Comments on the article

So, how do we make sense from this paper? In my opinion, there are a number of factors to take into account, primarily the age of the women trying to conceive and older oocytes. Therefore, the pilot study is a plus/minus regarding HBOT and improving pregnancy. There were positive changes in the follicular fluid among the HBOT group of women.

3. Hyperbaric oxygen and in vitro fertilisation.

The last two studies come from the same research group in Belgrade, Serbia.

Summary of the article

The first paper is a single case report of a 36-year-old woman who had failed two IVF cycles. The authors chose to use HBOT was to see whether it had a use in reproductive medicine. HBOT protocol for this study was 2.3 ATM pressure for 70 minutes of oxygen breathing from Day 5 to Day 12 of the IVF cycle. The researchers here had used HBOT previously in male and female sterility, thus provoking them to consider using it in this patient.

There was mention that the patient had a thick endometrial stripe of 11.2 mm and subendometrial flow (capillary blood flow) was excellent. This type of endometrial response was not seen in this patient the prior two IVF cycles.

Comments on the article

So, what do we make of this case report? From a scientific approach, we learn nothing except that there was an intervention that resulted in a pregnancy. However, taken with the above case reports, we see some similarities ... especially with the thickness and capillary flow characteristics of the endometrium.

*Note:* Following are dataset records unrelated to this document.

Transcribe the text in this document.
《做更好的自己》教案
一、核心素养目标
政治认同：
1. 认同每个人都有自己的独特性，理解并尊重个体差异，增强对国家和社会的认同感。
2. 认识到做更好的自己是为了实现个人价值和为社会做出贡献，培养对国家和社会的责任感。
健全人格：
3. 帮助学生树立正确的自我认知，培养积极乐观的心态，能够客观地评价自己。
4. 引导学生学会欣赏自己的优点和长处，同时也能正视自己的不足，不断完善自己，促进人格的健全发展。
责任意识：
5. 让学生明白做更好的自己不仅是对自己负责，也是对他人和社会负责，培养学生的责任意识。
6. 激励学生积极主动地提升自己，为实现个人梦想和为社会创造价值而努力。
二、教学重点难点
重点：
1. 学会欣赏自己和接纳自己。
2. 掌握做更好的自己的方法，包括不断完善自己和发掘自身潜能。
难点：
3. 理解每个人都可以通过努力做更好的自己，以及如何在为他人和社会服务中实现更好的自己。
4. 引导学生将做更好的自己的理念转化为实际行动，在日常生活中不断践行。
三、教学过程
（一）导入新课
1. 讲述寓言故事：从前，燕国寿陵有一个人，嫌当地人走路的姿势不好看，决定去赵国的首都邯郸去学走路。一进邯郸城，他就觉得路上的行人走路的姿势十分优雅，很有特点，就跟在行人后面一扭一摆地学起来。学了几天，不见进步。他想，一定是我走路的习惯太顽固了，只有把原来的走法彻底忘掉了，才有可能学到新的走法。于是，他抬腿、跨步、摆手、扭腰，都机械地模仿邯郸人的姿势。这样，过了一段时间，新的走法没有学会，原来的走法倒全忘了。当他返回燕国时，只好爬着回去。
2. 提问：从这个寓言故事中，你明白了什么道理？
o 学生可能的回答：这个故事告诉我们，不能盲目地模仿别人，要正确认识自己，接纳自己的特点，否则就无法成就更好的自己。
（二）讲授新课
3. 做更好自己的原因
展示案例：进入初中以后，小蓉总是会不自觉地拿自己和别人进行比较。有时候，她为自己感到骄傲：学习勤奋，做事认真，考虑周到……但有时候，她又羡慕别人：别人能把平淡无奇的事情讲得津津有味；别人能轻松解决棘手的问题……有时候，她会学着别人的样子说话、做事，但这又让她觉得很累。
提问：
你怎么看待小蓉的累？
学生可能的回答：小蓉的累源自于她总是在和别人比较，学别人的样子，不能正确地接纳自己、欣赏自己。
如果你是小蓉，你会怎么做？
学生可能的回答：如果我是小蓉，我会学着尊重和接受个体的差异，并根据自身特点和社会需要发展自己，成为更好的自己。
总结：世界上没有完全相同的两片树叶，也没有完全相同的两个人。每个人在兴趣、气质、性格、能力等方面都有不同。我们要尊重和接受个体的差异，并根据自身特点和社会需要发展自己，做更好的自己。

Is there something to this? It is hard to tell with so little evidence. Time for one more study.

4. Hyperbaric oxygenation as a possible therapy of choice for infertility treatment.

The final paper was a research study from the same authors and published in the Bosnian Journal of Basic Medical Sciences in 2006.

Summary of the article

This is a randomized study of women who had failed to conceive with an unknown cause. There were 32 women (ages 24 to 34) enrolled in the study. The HBOT procedure was exactly the same as described in the case report above.

The outcome of the study was to look at aspects of endometrial growth and capillary functionality through transvaginal color Doppler sonography. There were 10 women who underwent a sham exposure to hyperbaric air at minimal pressure in the hyperbaric chamber.

In over 90% of women before HBOT, the endometrial quality was rated as poor during the ovulatory phase of the menstrual cycle. In the HBOT group, only 16.2% of patients had an endometrial quality rated as poor.

The control/sham group was no different than those women who did not receive HBOT. The HBOT group had better endometrial quality, better subendometrial quality (better capillary flow), and lower capillary resistance to flow. This means that there is visual evidence of angiogenesis noted in the HBOT group.

Comments on the article

The single most lacking piece of data in this paper is the pregnancy rate between the HBOT group and sham group. Such is the difficulty when studying and trying to make sense of several research protocols. Overall, I think that there may be some role of HBOT and infertility. The data has not reached any point higher than plausible and likely to do no harm.

So, what is the conclusion on adjunctive HBOT for female infertility?

Here we come to the end of scientific data for infertility. While there is no definite link between HBOT and infertility treatment, we know that the endometrium can dramatically change due to exposure to HBOT in the menstrual cycle.

There are hints that suggest better fertility when HBOT is added to infertility medication regimens. For me, there is enough evidence that I would pursue investigational studies with my IRB for this indication. If you do embark on this type of study, my hat is off to you!